継子さんの願いを受けて(物語開始時点より2年前に)大学へ入り、「いっぱい悩んで」「いっぱい迷って」その結果教職の道へと進んだしょうこセンセイ。彼女は今、リベット視察官の登場もあって研究室へ所属する選択肢を改めて打ち出されそうですね。しょうこセンセイは生徒たちと同様、どんな道を取るかの岐路に再び立たされていたのだと見えます。
一方でそんな視察官をして「視察する必要はなかったかもしれませんネ」と言わしめるほど、今のしょうこセンセイ本人は熱心に高校教諭の道を歩んでいるのも事実。

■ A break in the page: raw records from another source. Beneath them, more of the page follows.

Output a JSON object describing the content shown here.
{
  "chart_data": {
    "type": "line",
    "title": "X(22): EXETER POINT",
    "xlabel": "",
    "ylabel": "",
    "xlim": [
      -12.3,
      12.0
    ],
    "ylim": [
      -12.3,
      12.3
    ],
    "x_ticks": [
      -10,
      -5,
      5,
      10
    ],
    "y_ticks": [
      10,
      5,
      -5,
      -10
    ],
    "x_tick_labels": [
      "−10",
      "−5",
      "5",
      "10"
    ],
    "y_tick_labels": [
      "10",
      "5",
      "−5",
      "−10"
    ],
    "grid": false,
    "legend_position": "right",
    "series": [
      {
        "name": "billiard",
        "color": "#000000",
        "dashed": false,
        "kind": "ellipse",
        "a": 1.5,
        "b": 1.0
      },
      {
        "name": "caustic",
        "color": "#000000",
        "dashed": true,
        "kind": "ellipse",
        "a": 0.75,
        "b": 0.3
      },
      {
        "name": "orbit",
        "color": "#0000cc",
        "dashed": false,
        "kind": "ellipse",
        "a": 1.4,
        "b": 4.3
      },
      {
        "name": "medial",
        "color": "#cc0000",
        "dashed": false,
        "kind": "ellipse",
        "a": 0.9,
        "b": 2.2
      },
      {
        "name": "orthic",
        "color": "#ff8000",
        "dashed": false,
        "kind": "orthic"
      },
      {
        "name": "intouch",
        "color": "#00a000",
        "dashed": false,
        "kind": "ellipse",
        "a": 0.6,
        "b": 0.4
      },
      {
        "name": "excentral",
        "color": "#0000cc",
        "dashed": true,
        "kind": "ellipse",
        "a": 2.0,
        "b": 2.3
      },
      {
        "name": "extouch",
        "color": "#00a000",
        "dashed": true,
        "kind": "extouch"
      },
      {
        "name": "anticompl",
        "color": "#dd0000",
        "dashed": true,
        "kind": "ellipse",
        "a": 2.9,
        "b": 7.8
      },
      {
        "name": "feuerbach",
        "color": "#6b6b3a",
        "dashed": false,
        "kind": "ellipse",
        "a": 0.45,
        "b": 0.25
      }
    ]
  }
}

更に前回も改めて示された通り、しょうこセンセイと継子さんの間には、もはや説明不要の親子愛が育まれています。
ただただ義務感を理由にして研究の道を志していた頃と決定的に違うのは、親子愛の何たるかということも、自分の選べる道が様々であることも、しょうこセンセイ当人が身に染みて理解している点です。
それを踏まえ、2年前よりも入り組んだ事情を伴って匂わされた「高校教諭か研究職か」の分岐点。
しょうこセンセイの今後を、更に刮目しながら読んでいきたい。

終わりに

直近のエピソードを読み解くに当たり、しょうこセンセイの過去が明かされた32話の影響はやはり大きかったため、要所で印象的な台詞を拝借しながら今回も記事を書いてきました。
そんな中最新話で現れた「一緒に悩んでいきましょう」という台詞は、しょうこセンセイが確かに大学で「悩みながら」進む道を決めた現れなのだろうな、と2つのエピソードを関連づけて見ながら本当に感慨深くなりました。
その32話、ラストのサブタイは「笑っていられる道」でしたね。読み返してそこにもちょっとウルッとしたのは内緒。

そして余談。
今回の個人的可愛いしょうこセンセイ大賞は、頬を緩めて微笑む表情(P152-3やP153-4)に上げたいと思います。前回のエピソードでも近しい表情がありましたし、あれが可愛かったので誕生日イラストにも描いたくらいなだけに、大きな癒しとなってくれました。
笑いどころのほうについては今回枚挙に暇がなく、片っ端から拾っていたら過労死しそうなので、感想でのツッコミは割愛させていただきます……多分皆さんがツッコんでくれているでしょうし
それでも1つだけ上げるとすれば、矢野さんから継子さんへの「おママさま」発言でしょうか。何て奇矯すぎる呼び方だ。